Director of Wimmera Property Agents Chris Schirmer meets buyers who are casting a wide net.
“What we’re seeing in the last five years is that people aren’t necessarily searching in a specific location,” he says. “They have their price parameters that they are working with, and they look to see where the best value for money is.”
He worked with one who travelled about 6000 kilometres in the hunt for the right property.
“People don’t want large mortgages, they want to be able to enjoy their lifestyle now as well,” Schirmer says.
The purchaser profile is vast, including retirees from Melbourne and Adelaide, mature-age people buying their first home and investors attracted by job-generating industrial, renewable energy and mining projects in Horsham, Schirmer says.
Investor competition has compelled owner-occupiers to move to smaller towns such as Dimboola, where their money goes further.
“Dimboola is only 20 minutes away from Horsham, where you could be paying an extra $100,000, $150,000 for a similar house,” he says.
“People say, ‘I’d rather live in a remote area, I still have opportunities for work, and there’s enough going on in the town’.”
Hindmarsh is building a reputation for tourism, such as Dimboola’s Australian Silo Art Trail, the whimsical Imaginarium and Steampunk festival.
KPMG urban economist Terry Rawnsley says larger regional centres are sponges for buyers from smaller towns.

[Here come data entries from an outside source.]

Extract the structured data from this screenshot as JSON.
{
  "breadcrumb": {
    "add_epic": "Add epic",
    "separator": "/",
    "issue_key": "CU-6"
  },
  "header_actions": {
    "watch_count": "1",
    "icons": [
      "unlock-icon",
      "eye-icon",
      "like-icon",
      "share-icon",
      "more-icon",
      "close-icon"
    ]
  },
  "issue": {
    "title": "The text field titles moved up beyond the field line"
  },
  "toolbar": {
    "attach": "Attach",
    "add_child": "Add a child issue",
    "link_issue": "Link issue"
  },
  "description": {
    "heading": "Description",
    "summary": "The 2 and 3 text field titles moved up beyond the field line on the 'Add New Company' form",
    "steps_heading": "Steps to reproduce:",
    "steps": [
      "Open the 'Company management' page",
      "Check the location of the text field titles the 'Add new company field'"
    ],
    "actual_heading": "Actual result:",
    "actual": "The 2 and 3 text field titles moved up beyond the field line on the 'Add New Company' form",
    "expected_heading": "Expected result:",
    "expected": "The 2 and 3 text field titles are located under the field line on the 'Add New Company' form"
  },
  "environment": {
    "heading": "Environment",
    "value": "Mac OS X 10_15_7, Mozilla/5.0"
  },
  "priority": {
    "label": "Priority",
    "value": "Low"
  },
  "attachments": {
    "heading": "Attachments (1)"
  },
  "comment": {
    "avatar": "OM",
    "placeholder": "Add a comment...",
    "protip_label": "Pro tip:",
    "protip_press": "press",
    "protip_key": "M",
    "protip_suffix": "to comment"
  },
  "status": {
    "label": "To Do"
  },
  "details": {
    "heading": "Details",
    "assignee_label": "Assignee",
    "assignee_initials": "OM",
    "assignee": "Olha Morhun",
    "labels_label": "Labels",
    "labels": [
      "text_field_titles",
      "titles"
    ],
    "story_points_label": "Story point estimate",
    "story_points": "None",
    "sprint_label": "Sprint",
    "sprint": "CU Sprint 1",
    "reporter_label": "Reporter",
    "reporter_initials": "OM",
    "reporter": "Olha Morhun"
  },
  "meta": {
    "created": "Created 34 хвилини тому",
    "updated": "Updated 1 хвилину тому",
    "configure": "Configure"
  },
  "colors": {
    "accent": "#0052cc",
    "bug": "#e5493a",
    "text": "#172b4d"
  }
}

“Those cities are soaking up the population from the more remote areas,” he says. “People are saying, ‘My local school’s closing down, or there’s no health services. I’m going to move into the biggest centre where I can access those’.
“Places like Mildura, Wodonga, Shepparton, even Horsham, have a diversified economy where people can work as teachers and nurses, and in construction, hospitality and tourism.”
He has noted a “ripple effect” as buyers fan outwards from even Melbourne’s fringe suburbs.
Despite the significant price increases, Rawnsley expects local first home buyers still see a way in.
“Even if you’ve gone up 100 per cent from $200,000 to $400,000, first home buyers are still well placed,” he says.
Latrobe, which comes in at number five, has the fundamentals that economists say underpin growth.
Agent Jorjesen Demetrios of Stockdale and Leggo in Traralgon says the area had been underestimated, but gained attention during COVID and when interest rates were ultra-low.
“I don’t think people fully realised what the region has to offer in terms of schools and healthcare, and our sporting facilities,” Demetrios says.
“With the retail, and cafes and restaurants at nighttime, Traralgon has a bit of a buzz to it.”
Coal-fired power stations might be the dominant mental image of Latrobe Valley for some buyers, but the success of its property market is in the lifestyle that supports employment opportunities and education options, Demetrios says.
“We’re only two hours from the city, an hour from the beach, and an hour from the snow. There are beautiful national parks and outdoor recreation.”